Before I moved to Derry, I lived in the English city of Leicester. From there I could travel the 100 miles to London by train in one hour, or the 70 miles to Sheffield in one hour and five minutes. The 70 miles from Derry to Belfast takes me two hours and 20 minutes by train or one hour and 50 minutes by bus. Travelling by car or van is not much quicker. The train journey from Manchester to Birmingham, 80 miles in one hour and 30 minutes, is regarded by the UK government as so slow that it is part of the rationale for spending £56 billion on HS2.

“It is still infrastructure that is one of the big constraints on productivity and it is productivity that drives higher incomes for people and businesses.”

Meanwhile, City of Derry Airport flies to the UK destinations of London Stansted, Liverpool, Glasgow and Edinburgh – the Executive was expected to approve subsidies for Manchester and Birmingham flight destinations, but it was suspended before agreeing the expenditure. For many destinations we have to travel to one of the Belfast airports and must leave between two and a half and three hours before the flight.

The significance of weak infrastructure must not be underestimated. Bad road connections make it slower to get goods to market, damaging productivity and competitiveness. Poor air route connectivity discourages investors, as do the other transport weaknesses. The electricity grid capacity can also be a challenge, Dale Farm has gone on the record saying it was encouraged to invest east of the Bann, because the electricity grid was better than in the west.

We in the North West are, however, a world leader in digital connectivity, with BT having provided comprehensive high speed, street level broadband connectivity as part of its sponsorship of City of Culture. This is complemented by the Project Kelvin transatlantic cabling, which provides an ultra-fast link between North America and Northern Ireland. (If only more were made, promotionally, of this.) It is no wonder that much of Derry’s economy is based around digital.
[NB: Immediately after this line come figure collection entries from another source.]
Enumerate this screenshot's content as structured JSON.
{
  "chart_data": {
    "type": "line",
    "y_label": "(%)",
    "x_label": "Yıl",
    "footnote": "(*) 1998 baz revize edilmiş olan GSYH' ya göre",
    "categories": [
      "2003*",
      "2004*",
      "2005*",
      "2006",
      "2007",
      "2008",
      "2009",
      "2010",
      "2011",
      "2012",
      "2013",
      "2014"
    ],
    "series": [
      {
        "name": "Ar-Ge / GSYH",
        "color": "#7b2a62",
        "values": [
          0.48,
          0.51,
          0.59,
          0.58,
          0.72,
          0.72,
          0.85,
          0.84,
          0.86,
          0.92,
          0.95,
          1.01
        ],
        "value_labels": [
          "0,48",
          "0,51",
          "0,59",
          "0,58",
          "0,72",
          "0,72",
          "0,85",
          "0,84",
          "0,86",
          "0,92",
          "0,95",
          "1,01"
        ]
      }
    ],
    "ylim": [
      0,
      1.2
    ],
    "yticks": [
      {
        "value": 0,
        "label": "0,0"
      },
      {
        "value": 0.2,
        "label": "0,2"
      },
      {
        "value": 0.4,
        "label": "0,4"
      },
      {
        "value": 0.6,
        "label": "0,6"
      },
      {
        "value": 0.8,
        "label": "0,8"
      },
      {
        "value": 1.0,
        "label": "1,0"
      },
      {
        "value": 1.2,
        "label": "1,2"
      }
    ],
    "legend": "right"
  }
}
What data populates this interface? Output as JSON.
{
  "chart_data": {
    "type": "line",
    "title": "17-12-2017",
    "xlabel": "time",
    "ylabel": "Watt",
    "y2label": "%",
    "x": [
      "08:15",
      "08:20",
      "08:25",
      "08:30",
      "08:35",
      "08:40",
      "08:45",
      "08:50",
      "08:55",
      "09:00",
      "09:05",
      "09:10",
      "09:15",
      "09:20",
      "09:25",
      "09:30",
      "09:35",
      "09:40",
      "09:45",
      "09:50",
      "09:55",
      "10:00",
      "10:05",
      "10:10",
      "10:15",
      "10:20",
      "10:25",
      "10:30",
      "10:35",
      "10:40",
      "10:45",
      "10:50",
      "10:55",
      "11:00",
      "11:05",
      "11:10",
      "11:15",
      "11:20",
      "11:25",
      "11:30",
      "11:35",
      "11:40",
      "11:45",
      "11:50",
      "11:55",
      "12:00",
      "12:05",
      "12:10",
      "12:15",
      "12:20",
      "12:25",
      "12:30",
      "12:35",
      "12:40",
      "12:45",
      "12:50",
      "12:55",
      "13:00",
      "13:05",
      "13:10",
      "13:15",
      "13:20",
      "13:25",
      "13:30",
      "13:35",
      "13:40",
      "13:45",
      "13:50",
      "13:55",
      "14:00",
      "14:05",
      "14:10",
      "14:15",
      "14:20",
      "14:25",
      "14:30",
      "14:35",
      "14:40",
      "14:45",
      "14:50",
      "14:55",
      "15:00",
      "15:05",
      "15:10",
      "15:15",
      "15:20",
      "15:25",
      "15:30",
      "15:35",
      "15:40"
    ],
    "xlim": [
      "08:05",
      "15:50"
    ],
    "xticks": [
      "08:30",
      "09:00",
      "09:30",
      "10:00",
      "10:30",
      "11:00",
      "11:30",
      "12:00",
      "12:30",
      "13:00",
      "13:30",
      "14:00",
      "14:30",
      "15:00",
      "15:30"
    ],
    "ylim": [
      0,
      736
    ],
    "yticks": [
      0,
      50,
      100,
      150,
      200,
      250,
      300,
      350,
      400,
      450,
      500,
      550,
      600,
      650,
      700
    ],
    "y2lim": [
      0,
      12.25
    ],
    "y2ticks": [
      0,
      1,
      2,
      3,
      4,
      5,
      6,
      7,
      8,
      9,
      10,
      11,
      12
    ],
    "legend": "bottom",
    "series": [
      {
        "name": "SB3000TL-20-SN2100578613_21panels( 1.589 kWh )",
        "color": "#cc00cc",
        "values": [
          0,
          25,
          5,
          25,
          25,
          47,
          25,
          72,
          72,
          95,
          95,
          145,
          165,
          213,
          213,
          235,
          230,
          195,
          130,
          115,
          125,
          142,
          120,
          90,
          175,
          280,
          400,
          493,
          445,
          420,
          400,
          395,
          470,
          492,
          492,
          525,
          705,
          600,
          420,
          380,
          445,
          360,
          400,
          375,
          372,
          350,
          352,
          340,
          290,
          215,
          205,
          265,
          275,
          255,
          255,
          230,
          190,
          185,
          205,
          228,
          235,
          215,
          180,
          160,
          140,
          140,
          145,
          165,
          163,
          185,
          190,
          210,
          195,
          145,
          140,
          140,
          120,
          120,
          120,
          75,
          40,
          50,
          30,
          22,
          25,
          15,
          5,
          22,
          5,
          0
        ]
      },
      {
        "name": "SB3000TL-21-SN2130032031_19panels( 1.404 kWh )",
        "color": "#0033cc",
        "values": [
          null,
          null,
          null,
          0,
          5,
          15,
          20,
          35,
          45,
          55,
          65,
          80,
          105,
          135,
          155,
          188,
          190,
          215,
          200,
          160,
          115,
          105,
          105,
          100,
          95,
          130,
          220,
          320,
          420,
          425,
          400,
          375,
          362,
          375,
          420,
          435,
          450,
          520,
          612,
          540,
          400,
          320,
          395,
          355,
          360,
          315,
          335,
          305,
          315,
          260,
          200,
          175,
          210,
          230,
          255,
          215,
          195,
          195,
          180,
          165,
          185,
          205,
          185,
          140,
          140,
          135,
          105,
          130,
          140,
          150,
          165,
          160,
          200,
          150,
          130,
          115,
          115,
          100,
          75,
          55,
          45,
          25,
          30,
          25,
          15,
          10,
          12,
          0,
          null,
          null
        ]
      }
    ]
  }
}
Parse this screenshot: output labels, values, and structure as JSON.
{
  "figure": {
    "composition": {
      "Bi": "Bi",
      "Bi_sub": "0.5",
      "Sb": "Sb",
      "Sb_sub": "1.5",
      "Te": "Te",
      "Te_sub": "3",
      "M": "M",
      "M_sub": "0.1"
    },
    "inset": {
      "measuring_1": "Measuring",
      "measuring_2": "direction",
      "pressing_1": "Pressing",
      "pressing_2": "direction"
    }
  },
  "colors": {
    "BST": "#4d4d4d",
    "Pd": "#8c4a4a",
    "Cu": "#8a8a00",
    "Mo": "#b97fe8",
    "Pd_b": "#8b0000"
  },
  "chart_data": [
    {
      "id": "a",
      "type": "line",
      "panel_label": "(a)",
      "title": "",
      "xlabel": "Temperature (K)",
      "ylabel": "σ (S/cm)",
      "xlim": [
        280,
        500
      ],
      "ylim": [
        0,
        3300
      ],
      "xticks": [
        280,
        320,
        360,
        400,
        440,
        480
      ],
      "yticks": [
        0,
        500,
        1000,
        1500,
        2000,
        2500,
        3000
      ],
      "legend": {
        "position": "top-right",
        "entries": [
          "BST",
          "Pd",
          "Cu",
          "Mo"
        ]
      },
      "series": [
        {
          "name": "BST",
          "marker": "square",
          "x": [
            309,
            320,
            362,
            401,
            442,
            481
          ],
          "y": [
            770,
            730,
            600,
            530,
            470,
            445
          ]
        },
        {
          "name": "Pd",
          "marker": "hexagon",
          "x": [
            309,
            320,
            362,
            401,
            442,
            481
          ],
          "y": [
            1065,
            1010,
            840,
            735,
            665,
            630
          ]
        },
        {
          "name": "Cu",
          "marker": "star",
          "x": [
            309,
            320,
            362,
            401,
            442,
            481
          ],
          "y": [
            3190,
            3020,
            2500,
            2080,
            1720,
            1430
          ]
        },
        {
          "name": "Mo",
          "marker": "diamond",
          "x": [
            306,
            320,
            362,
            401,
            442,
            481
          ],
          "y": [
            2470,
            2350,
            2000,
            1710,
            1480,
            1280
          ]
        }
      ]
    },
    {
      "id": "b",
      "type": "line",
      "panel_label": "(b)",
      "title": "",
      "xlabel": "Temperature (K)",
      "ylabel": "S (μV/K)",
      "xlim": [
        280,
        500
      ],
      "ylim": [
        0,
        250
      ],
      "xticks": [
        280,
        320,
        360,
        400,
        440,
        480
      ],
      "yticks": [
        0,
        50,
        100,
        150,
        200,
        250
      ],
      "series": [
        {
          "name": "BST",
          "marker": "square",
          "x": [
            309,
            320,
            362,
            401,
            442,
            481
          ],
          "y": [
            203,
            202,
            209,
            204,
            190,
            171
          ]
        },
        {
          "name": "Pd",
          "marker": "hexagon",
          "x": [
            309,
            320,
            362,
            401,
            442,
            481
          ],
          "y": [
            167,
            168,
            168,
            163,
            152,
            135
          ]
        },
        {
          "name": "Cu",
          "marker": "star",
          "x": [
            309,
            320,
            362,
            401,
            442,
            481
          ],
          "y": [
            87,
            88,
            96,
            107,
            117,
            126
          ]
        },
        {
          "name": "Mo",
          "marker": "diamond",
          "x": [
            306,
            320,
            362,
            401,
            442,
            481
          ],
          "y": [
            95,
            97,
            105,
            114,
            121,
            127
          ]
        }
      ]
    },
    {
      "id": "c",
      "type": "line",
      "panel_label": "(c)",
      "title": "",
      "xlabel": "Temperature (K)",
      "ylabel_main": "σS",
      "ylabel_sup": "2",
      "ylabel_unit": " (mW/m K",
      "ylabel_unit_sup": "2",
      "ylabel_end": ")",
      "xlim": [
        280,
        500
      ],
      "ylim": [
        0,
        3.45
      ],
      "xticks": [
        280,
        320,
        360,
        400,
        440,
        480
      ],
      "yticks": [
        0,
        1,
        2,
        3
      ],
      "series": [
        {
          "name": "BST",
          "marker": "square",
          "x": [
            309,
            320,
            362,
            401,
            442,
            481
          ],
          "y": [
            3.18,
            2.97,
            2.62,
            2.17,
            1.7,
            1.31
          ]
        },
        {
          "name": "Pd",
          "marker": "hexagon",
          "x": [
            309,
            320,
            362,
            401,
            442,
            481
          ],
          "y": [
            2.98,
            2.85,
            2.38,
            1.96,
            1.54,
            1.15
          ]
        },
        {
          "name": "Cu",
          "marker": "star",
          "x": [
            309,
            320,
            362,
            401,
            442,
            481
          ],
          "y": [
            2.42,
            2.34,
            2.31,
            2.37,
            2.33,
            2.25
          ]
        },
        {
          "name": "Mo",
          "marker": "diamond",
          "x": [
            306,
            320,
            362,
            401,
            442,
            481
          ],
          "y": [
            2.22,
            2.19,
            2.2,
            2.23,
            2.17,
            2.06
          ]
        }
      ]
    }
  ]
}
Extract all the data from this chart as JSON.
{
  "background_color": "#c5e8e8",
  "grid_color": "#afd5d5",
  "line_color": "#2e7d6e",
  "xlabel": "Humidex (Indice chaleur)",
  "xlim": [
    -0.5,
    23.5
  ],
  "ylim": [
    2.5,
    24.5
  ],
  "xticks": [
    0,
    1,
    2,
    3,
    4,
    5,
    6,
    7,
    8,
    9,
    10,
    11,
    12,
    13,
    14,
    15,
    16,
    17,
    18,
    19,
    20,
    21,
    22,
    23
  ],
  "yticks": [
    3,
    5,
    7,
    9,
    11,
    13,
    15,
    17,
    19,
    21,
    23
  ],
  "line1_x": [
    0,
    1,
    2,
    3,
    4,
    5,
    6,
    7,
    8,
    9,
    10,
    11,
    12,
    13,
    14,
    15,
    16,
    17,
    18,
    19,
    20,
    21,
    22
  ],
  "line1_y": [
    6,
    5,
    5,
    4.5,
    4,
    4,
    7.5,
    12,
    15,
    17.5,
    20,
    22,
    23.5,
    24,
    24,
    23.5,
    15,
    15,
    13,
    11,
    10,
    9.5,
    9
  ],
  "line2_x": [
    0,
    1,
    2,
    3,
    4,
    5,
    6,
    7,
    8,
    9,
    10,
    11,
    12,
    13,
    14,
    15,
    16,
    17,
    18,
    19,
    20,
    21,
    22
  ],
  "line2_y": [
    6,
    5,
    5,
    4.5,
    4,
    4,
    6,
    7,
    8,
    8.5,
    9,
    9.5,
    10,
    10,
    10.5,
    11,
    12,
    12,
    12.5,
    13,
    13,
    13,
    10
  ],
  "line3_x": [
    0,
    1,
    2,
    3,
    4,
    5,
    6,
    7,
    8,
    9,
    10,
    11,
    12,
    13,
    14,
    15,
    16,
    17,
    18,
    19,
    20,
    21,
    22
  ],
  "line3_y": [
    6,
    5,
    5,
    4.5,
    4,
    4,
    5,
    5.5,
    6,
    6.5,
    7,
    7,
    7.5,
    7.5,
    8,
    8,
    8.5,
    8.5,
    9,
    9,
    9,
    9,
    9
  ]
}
But, otherwise, the North West is seriously infrastructurally challenged. Infrastructure is not the only disadvantage for the North West – skills are equally important. We need more undergraduates to provide the graduate skills that local and incoming businesses need and companies are also shouting out for stronger vocational skills.

Yet, it is still infrastructure that is one of the big constraints on productivity and it is productivity that drives higher incomes for people and businesses, as well as investment. The failure to invest in the North West represents serious policy neglect. The pain of that neglect is not merely the lack of jobs and low pay, it also means a continuing fiscal deficit. If policy-makers want the North West to be generating tax revenues, the sub-region has to have the capacity, the infrastructure and the skills to be self-sufficient. Investment prioritisation is a matter for our policy-makers – if only we had some.